Pertanto, le Università provvederanno a stabilire le graduatorie per le borse di studio e ad effettuare i rimborsi della tassa regionale per il DSU (ex articolo 18, c. 6, della L.R. n. 8/1998) agli studenti vincitori o risultati idonei nelle graduatorie delle borse di studio regionali, nonché agli studenti vincitori di borse di studio attribuite da altri Enti Pubblici, sulla base di criteri equiparabili a quelli stabiliti per le borse di studio regionali.

La concessione delle borse di studio avverrà sulla base di una collaborazione tra le Università e gli ESU del Veneto che prevede l’invio tempestivo a questi ultimi degli elenchi dei vincitori di borse di studio.
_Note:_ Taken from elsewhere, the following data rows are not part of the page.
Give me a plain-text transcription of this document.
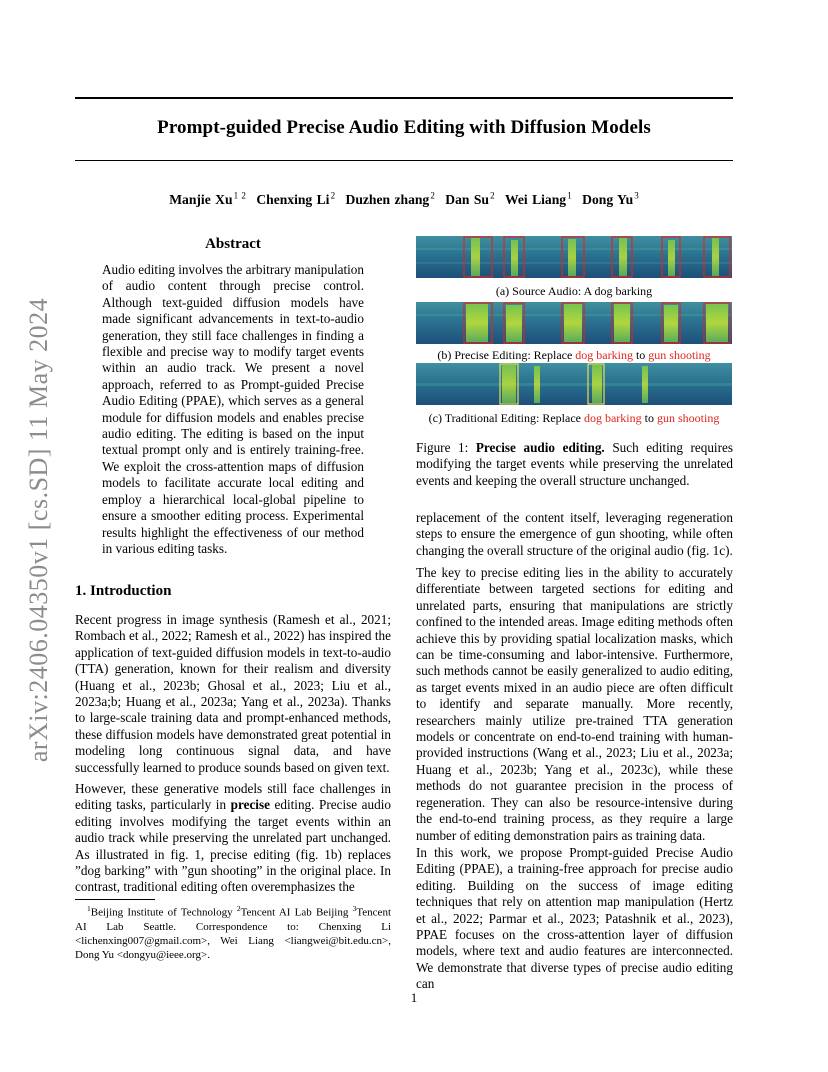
arXiv:2406.04350v1 [cs.SD] 11 May 2024
Prompt-guided Precise Audio Editing with Diffusion Models
Manjie Xu $^{1 2}$ Chenxing Li $^2$ Duzhen zhang $^2$ Dan Su $^2$ Wei Liang $^1$ Dong Yu $^3$
Abstract

Audio editing involves the arbitrary manipulation of audio content through precise control. Although text-guided diffusion models have made significant advancements in text-to-audio generation, they still face challenges in finding a flexible and precise way to modify target events within an audio track. We present a novel approach, referred to as Prompt-guided Precise Audio Editing (PPAE), which serves as a general module for diffusion models and enables precise audio editing. The editing is based on the input textual prompt only and is entirely training-free. We exploit the cross-attention maps of diffusion models to facilitate accurate local editing and employ a hierarchical local-global pipeline to ensure a smoother editing process. Experimental results highlight the effectiveness of our method in various editing tasks.

1. Introduction

Recent progress in image synthesis (Ramesh et al., 2021; Rombach et al., 2022; Ramesh et al., 2022) has inspired the application of text-guided diffusion models in text-to-audio (TTA) generation, known for their realism and diversity (Huang et al., 2023b; Ghosal et al., 2023; Liu et al., 2023a;b; Huang et al., 2023a; Yang et al., 2023a). Thanks to large-scale training data and prompt-enhanced methods, these diffusion models have demonstrated great potential in modeling long continuous signal data, and have successfully learned to produce sounds based on given text.

However, these generative models still face challenges in editing tasks, particularly in precise editing. Precise audio editing involves modifying the target events within an audio track while preserving the unrelated part unchanged. As illustrated in fig. 1, precise editing (fig. 1b) replaces ”dog barking” with ”gun shooting” in the original place. In contrast, traditional editing often overemphasizes the

$^1$Beijing Institute of Technology $^2$Tencent AI Lab Beijing $^3$Tencent AI Lab Seattle. Correspondence to: Chenxing Li <lichenxing007@gmail.com>, Wei Liang <liangwei@bit.edu.cn>, Dong Yu <dongyu@ieee.org>.

(a) Source Audio: A dog barking
(b) Precise Editing: Replace dog barking to gun shooting
(c) Traditional Editing: Replace dog barking to gun shooting

Figure 1: Precise audio editing. Such editing requires modifying the target events while preserving the unrelated events and keeping the overall structure unchanged.

replacement of the content itself, leveraging regeneration steps to ensure the emergence of gun shooting, while often changing the overall structure of the original audio (fig. 1c).

The key to precise editing lies in the ability to accurately differentiate between targeted sections for editing and unrelated parts, ensuring that manipulations are strictly confined to the intended areas. Image editing methods often achieve this by providing spatial localization masks, which can be time-consuming and labor-intensive. Furthermore, such methods cannot be easily generalized to audio editing, as target events mixed in an audio piece are often difficult to identify and separate manually. More recently, researchers mainly utilize pre-trained TTA generation models or concentrate on end-to-end training with human-provided instructions (Wang et al., 2023; Liu et al., 2023a; Huang et al., 2023b; Yang et al., 2023c), while these methods do not guarantee precision in the process of regeneration. They can also be resource-intensive during the end-to-end training process, as they require a large number of editing demonstration pairs as training data.

In this work, we propose Prompt-guided Precise Audio Editing (PPAE), a training-free approach for precise audio editing. Building on the success of image editing techniques that rely on attention map manipulation (Hertz et al., 2022; Parmar et al., 2023; Patashnik et al., 2023), PPAE focuses on the cross-attention layer of diffusion models, where text and audio features are interconnected. We demonstrate that diverse types of precise audio editing can

1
Valutata l’esperienza maturata nei precedenti anni accademici, appare opportuno confermare anche per l’A.A. 2024-2025 l’autorizzazione alle Università del Veneto di procedere alla stipula delle convenzioni con i Centri di Assistenza Fiscale (C.A.F.) che prevedano l’effettuazione del calcolo dell’ISEE per le prestazioni erogate nell’ambito del DSU, la consegna della documentazione agli studenti delle Università del Veneto, nonché le modalità di rendicontazione alle predette Università delle pratiche effettuate; le predette convenzioni dovranno garantire agli studenti la gratuità del servizio. La compartecipazione della Regione ai costi attestati dalle Università del Veneto per il suddetto servizio prestato dai C.A.F., in base alle convenzioni stipulate, avverrà, in via eventuale, attraverso gli ESU e coprirà fino al 50% del costo che verrà attestato da ciascuna Università per l’acquisizione dell’ISEEU/ISPEU parificato relativo agli studenti stranieri o agli studenti italiani residenti all’estero come previsto dal Protocollo d’Intesa concluso il 03/06/2015 tra l'ANDISU e i CAF iscritti all'Albo dei Centri di assistenza fiscale per i lavoratori dipendenti aderenti alla Consulta Nazionale.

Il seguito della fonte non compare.